Stupid question but what will happen if I switch on a CFL bulb that has a hole in it?


Flashlight Enthusiast
Aug 1, 2007
SW Ohio
The filaments at the tube ends will attempt to light and probably burn out since there is air in the tube and no arc (technically more of a low pressure discharge than an arc) can be struck. The CFL ballast circuit is a simple push-pull oscillator/driver that depends on the electrical load of the arc tube to function. Without that load the circuit is designed to fail due to excessive voltage across the transistor junctions or possibly current shoot through of the two transistors. You'll probably hear a little pop sound as the ballast circuit dies.

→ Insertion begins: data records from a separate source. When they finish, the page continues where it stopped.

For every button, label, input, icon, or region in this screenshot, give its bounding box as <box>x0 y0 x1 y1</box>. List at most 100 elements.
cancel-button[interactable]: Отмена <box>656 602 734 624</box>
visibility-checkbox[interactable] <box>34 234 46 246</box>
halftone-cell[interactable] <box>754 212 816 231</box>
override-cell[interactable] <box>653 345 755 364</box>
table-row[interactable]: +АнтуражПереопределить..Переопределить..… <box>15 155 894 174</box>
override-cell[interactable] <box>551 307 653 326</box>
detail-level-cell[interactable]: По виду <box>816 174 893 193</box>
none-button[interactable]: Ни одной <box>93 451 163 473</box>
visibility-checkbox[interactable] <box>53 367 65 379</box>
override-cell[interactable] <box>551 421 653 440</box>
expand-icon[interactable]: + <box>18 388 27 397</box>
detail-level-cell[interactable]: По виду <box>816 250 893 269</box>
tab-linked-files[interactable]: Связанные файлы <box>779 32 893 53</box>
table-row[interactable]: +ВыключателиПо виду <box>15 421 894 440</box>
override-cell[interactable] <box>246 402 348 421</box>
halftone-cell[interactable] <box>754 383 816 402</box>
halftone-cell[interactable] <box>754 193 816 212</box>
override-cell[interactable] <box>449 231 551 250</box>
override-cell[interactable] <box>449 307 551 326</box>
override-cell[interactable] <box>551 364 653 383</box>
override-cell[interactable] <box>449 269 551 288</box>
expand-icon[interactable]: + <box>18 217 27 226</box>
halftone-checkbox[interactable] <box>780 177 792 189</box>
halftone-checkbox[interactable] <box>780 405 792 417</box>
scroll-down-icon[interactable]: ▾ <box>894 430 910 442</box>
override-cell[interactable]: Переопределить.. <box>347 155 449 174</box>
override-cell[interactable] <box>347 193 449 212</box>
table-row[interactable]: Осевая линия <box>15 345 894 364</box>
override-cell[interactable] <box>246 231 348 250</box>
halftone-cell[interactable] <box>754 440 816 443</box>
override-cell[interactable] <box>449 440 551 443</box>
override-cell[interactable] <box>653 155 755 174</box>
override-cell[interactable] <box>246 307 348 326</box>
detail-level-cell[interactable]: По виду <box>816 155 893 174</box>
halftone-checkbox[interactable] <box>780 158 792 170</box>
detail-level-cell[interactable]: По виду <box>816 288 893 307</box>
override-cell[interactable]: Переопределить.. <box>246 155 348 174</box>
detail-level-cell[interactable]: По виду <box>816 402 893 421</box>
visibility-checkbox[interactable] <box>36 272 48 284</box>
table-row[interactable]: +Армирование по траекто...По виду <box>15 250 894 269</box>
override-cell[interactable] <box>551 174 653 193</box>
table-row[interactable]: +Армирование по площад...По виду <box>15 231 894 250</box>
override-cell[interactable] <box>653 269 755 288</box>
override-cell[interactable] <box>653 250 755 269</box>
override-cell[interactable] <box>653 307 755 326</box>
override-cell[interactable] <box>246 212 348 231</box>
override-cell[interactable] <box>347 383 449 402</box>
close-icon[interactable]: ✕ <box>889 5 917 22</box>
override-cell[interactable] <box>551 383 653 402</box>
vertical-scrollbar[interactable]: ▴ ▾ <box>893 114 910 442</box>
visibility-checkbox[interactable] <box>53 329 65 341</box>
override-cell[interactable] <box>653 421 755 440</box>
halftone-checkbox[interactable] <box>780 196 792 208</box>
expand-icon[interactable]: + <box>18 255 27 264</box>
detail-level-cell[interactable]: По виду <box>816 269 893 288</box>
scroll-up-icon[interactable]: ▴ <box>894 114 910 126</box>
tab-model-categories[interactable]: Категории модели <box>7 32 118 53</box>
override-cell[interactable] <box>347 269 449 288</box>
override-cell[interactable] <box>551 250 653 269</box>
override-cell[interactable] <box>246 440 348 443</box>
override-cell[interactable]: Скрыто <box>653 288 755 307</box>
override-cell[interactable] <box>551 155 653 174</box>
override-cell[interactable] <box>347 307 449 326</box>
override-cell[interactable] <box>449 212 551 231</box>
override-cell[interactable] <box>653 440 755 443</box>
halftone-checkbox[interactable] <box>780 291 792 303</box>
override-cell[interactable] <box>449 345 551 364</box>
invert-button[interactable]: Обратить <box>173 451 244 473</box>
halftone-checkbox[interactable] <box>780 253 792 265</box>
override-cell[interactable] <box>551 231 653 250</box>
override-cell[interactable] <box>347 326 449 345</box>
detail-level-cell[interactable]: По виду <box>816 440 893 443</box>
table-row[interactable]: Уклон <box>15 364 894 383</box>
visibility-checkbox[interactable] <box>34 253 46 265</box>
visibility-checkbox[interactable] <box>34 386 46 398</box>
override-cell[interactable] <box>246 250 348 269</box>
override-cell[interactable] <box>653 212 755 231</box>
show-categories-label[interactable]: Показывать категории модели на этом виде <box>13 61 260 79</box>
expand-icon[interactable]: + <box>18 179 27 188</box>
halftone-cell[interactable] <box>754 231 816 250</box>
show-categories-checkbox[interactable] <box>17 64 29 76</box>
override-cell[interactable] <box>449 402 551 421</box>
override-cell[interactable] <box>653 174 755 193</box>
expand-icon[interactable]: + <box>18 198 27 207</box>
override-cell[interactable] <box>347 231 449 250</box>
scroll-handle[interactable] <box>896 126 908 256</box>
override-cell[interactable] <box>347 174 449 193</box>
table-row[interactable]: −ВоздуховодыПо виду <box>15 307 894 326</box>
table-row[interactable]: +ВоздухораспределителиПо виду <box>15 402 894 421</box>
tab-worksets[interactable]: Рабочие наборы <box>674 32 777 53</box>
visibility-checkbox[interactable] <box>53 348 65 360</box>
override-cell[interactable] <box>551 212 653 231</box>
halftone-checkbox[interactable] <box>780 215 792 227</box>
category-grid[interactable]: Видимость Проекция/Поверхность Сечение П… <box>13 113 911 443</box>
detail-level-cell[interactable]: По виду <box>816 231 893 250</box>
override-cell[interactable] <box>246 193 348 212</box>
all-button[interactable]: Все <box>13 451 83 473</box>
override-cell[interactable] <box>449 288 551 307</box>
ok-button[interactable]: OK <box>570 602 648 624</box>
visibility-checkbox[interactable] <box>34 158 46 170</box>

I haven't actually investigated how the driver circuit is designed to quietly kill itself at end of life of the CFL tube. Early CFLs often died with smoke and/or odors because the ballast tried to continue to drive a dead tube and it would melt down capacitors inside the ballast. This obviously would scare consumers away from the product so they designed the circuit to die quietly at EOL. I do notice that before the EOL, some CFLs get very hot near the electrodes as the voltage drop there becomes very high and much power gets dissipated. I've seen the glass crack, even melt and the plastic casing near the electrode burn and emit odors. When the glass cracks or melts, air enters the tube and the arc is lost. The ballast circuit will then quietly kill itself.